The cross-sectional PESA study, whose principal investigator was Valentin Fuster, MD, PhD, included 3,974 middle-aged Madrid bank employees free of known heart disease or history of stroke who wore a waistband activity monitor for a week to record sleep quantity and quality. They also underwent three-dimensional vascular ultrasound and measurement of coronary artery calcium.
PESA was one of several large studies presented at the meeting that focused on deviations from normal sleep as a marker for increased risk of cardiovascular disease and/or mortality. Of note, however, PESA was the only one to use activity monitoring technology to track sleep.
“It was essential to use objectively measured sleep variables, because they showed huge disparity with patients’ self-reports on sleep questionnaires,” Dr.
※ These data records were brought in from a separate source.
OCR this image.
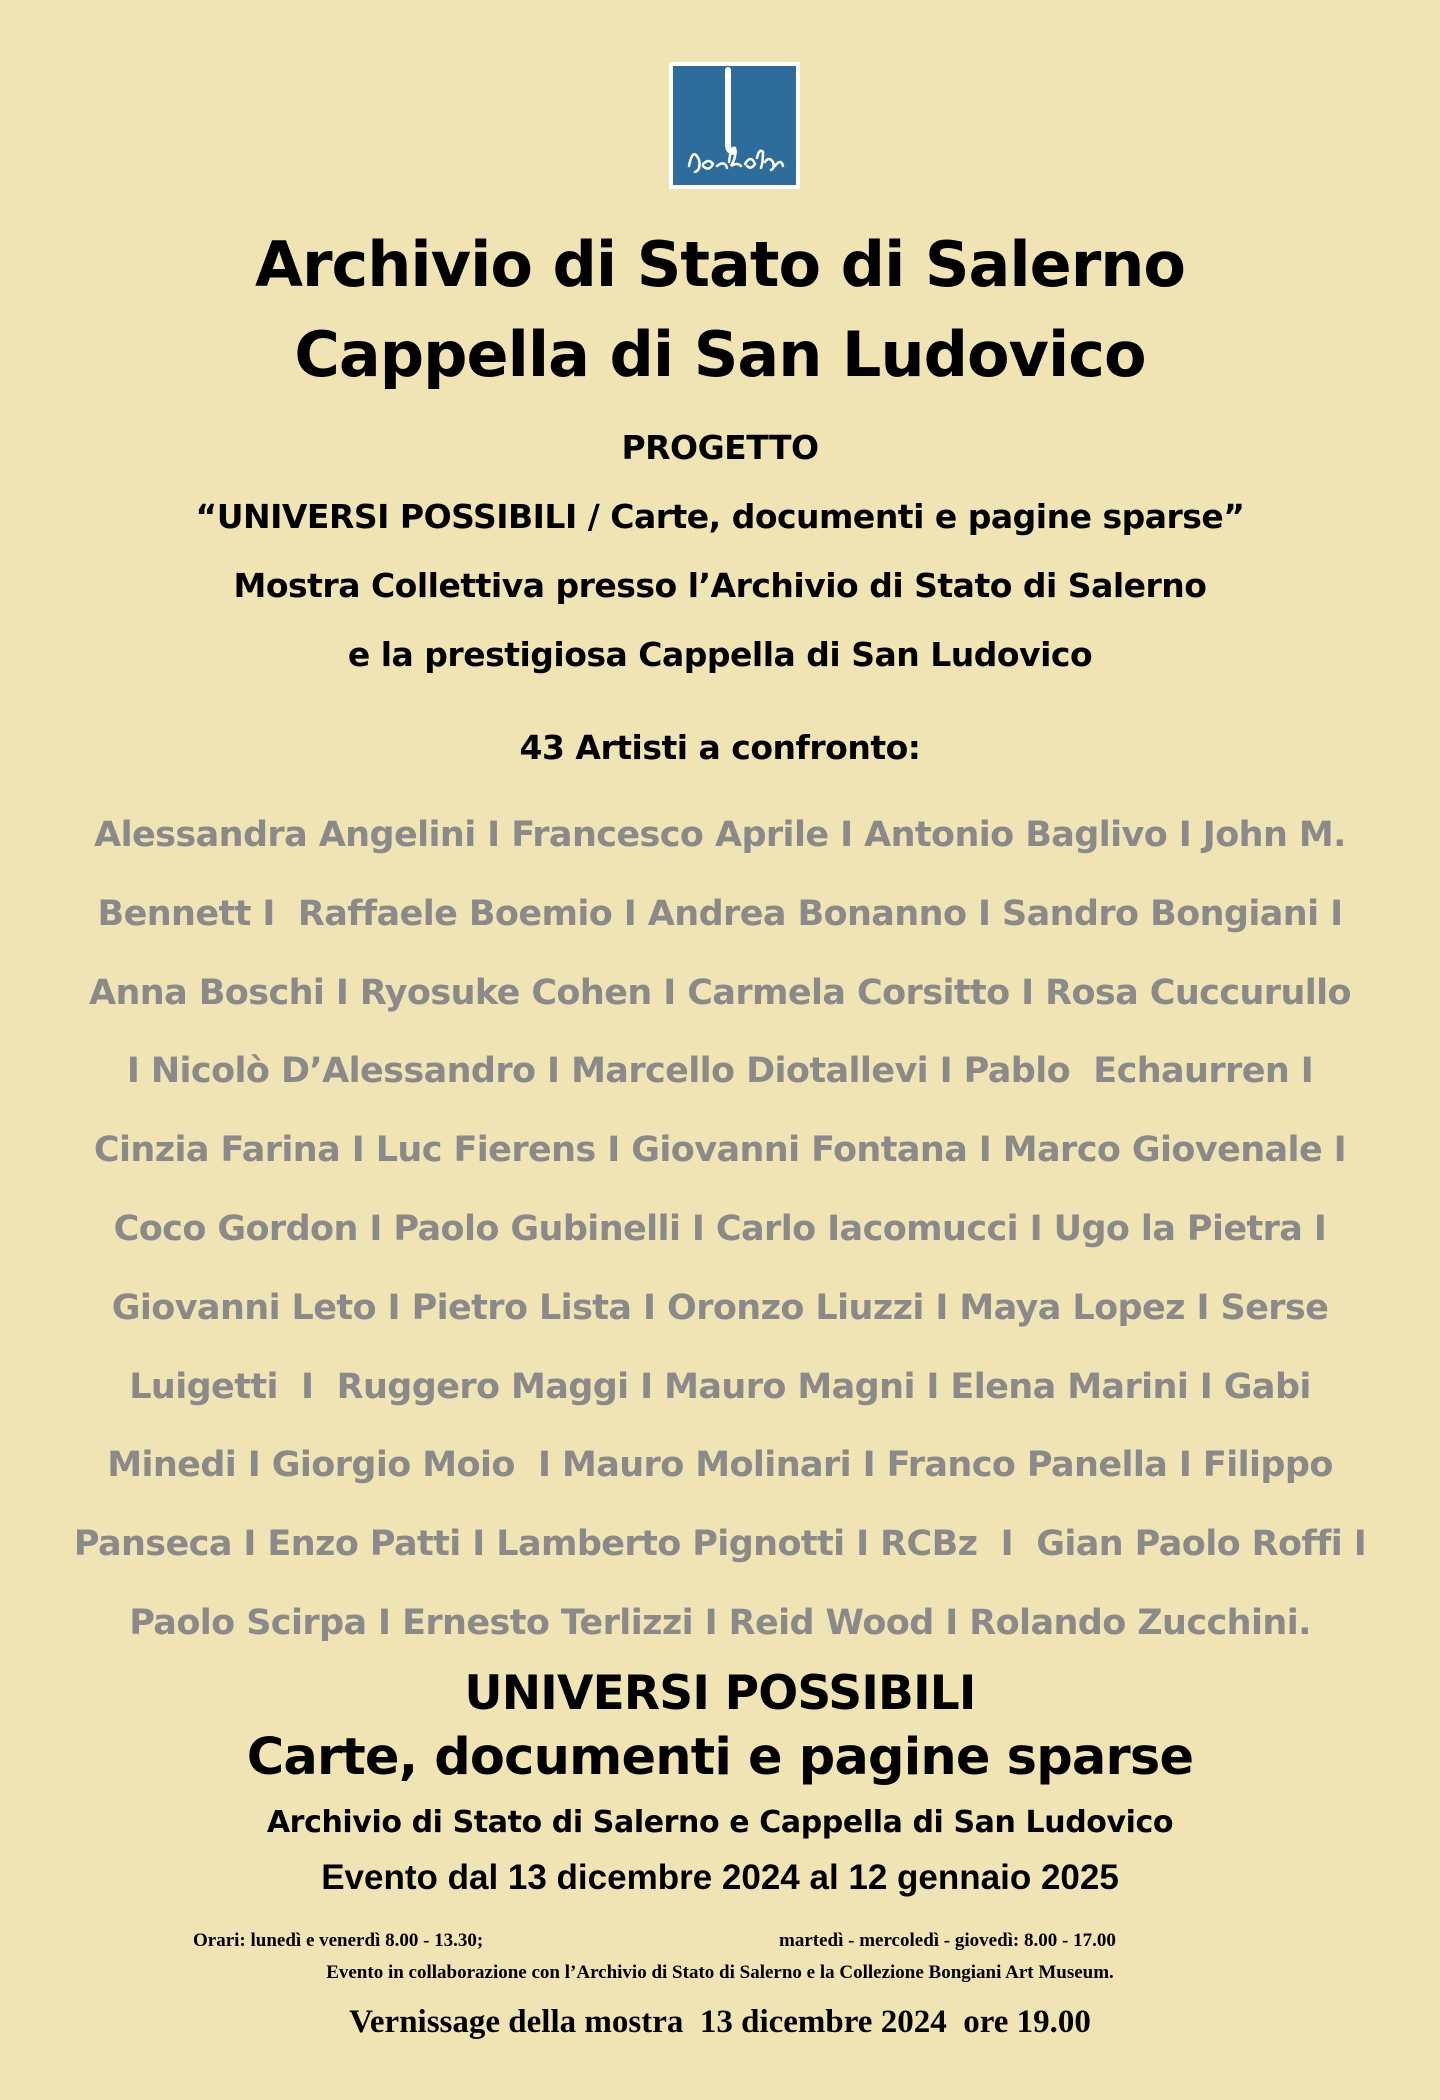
Archivio di Stato di Salerno
Cappella di San Ludovico
PROGETTO
“UNIVERSI POSSIBILI / Carte, documenti e pagine sparse”
Mostra Collettiva presso l’Archivio di Stato di Salerno
e la prestigiosa Cappella di San Ludovico
43 Artisti a confronto:
Alessandra Angelini I Francesco Aprile I Antonio Baglivo I John M.
Bennett I  Raffaele Boemio I Andrea Bonanno I Sandro Bongiani I
Anna Boschi I Ryosuke Cohen I Carmela Corsitto I Rosa Cuccurullo
I Nicolò D’Alessandro I Marcello Diotallevi I Pablo  Echaurren I
Cinzia Farina I Luc Fierens I Giovanni Fontana I Marco Giovenale I
Coco Gordon I Paolo Gubinelli I Carlo Iacomucci I Ugo la Pietra I
Giovanni Leto I Pietro Lista I Oronzo Liuzzi I Maya Lopez I Serse
Luigetti  I  Ruggero Maggi I Mauro Magni I Elena Marini I Gabi
Minedi I Giorgio Moio  I Mauro Molinari I Franco Panella I Filippo
Panseca I Enzo Patti I Lamberto Pignotti I RCBz  I  Gian Paolo Roffi I
Paolo Scirpa I Ernesto Terlizzi I Reid Wood I Rolando Zucchini.
UNIVERSI POSSIBILI
Carte, documenti e pagine sparse
Archivio di Stato di Salerno e Cappella di San Ludovico
Evento dal 13 dicembre 2024 al 12 gennaio 2025
Orari: lunedì e venerdì 8.00 - 13.30;	martedì - mercoledì - giovedì: 8.00 - 17.00
Evento in collaborazione con l’Archivio di Stato di Salerno e la Collezione Bongiani Art Museum.
Vernissage della mostra  13 dicembre 2024  ore 19.00
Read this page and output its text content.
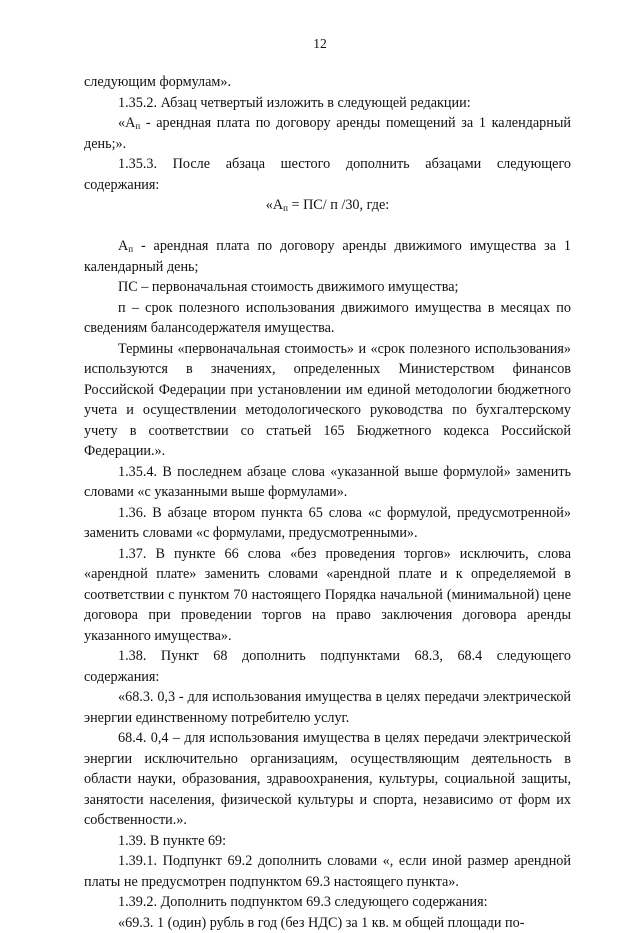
12

следующим формулам».

1.35.2. Абзац четвертый изложить в следующей редакции:

«$А_п$ - арендная плата по договору аренды помещений за 1 календарный день;».

1.35.3. После абзаца шестого дополнить абзацами следующего содержания:

«$А_п = ПС/$ п /30, где:

$А_п$ - арендная плата по договору аренды движимого имущества за 1 календарный день;

ПС – первоначальная стоимость движимого имущества;

п – срок полезного использования движимого имущества в месяцах по сведениям балансодержателя имущества.

Термины «первоначальная стоимость» и «срок полезного использования» используются в значениях, определенных Министерством финансов Российской Федерации при установлении им единой методологии бюджетного учета и осуществлении методологического руководства по бухгалтерскому учету в соответствии со статьей 165 Бюджетного кодекса Российской Федерации.».

1.35.4. В последнем абзаце слова «указанной выше формулой» заменить словами «с указанными выше формулами».

1.36. В абзаце втором пункта 65 слова «с формулой, предусмотренной» заменить словами «с формулами, предусмотренными».

1.37. В пункте 66 слова «без проведения торгов» исключить, слова «арендной плате» заменить словами «арендной плате и к определяемой в соответствии с пунктом 70 настоящего Порядка начальной (минимальной) цене договора при проведении торгов на право заключения договора аренды указанного имущества».

1.38. Пункт 68 дополнить подпунктами 68.3, 68.4 следующего содержания:

«68.3. 0,3 - для использования имущества в целях передачи электрической энергии единственному потребителю услуг.

68.4. 0,4 – для использования имущества в целях передачи электрической энергии исключительно организациям, осуществляющим деятельность в области науки, образования, здравоохранения, культуры, социальной защиты, занятости населения, физической культуры и спорта, независимо от форм их собственности.».

1.39. В пункте 69:

1.39.1. Подпункт 69.2 дополнить словами «, если иной размер арендной платы не предусмотрен подпунктом 69.3 настоящего пункта».

1.39.2. Дополнить подпунктом 69.3 следующего содержания:

«69.3. 1 (один) рубль в год (без НДС) за 1 кв. м общей площади по-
Dominguez explained.
Indeed, while 10.7% of PESA participants self-reported sleeping less than 6 hours per night on the Sleep Habits Questionnaire, actigraphy showed the true rate was 27.1%.
Based on actigraphic findings, subjects were divided into tertiles based upon average hours of sleep per night, ranging from less than 6 to more than 8. They were also grouped in quintiles based upon their extent of fragmented sleep.
Subjects with short sleep were significantly older and more likely to have high blood pressure, a higher body mass index, and metabolic syndrome than those who averaged 7-8 hours of sleep. Individuals in the top quintile for sleep awakening were older and had higher prevalences of smoking and hypertension than those in the lowest quintile.
In multivariate analyses adjusted for these differences as well as for physical activity, depression, obstructive sleep apnea, daily calorie consumption, alcohol intake, and other potential confounders, subjects who slept less than 6 hours per night had a 27% greater volume of noncoronary plaque than those who slept 7-8 hours. They also had 21% more vascular territories laden with subclinical atherosclerosis. The risk of subclinical noncoronary atherosclerosis was greater among women who averaged less than 6 hours of sleep per night, representing a 48% relative risk increase in plaque volume, versus 21% in men.
At the other extreme, women who slept more than 8 hours per night had an 83% increased plaque volume, while men who slept that much had no increase in risk, compared with men who slept for 7-8 hours.
Subjects in the top quintile for sleep fragmentation had 34% more vascular territories affected by atherosclerosis than those in the lowest quintile. Their noncoronary plaque burden was 23% greater as well.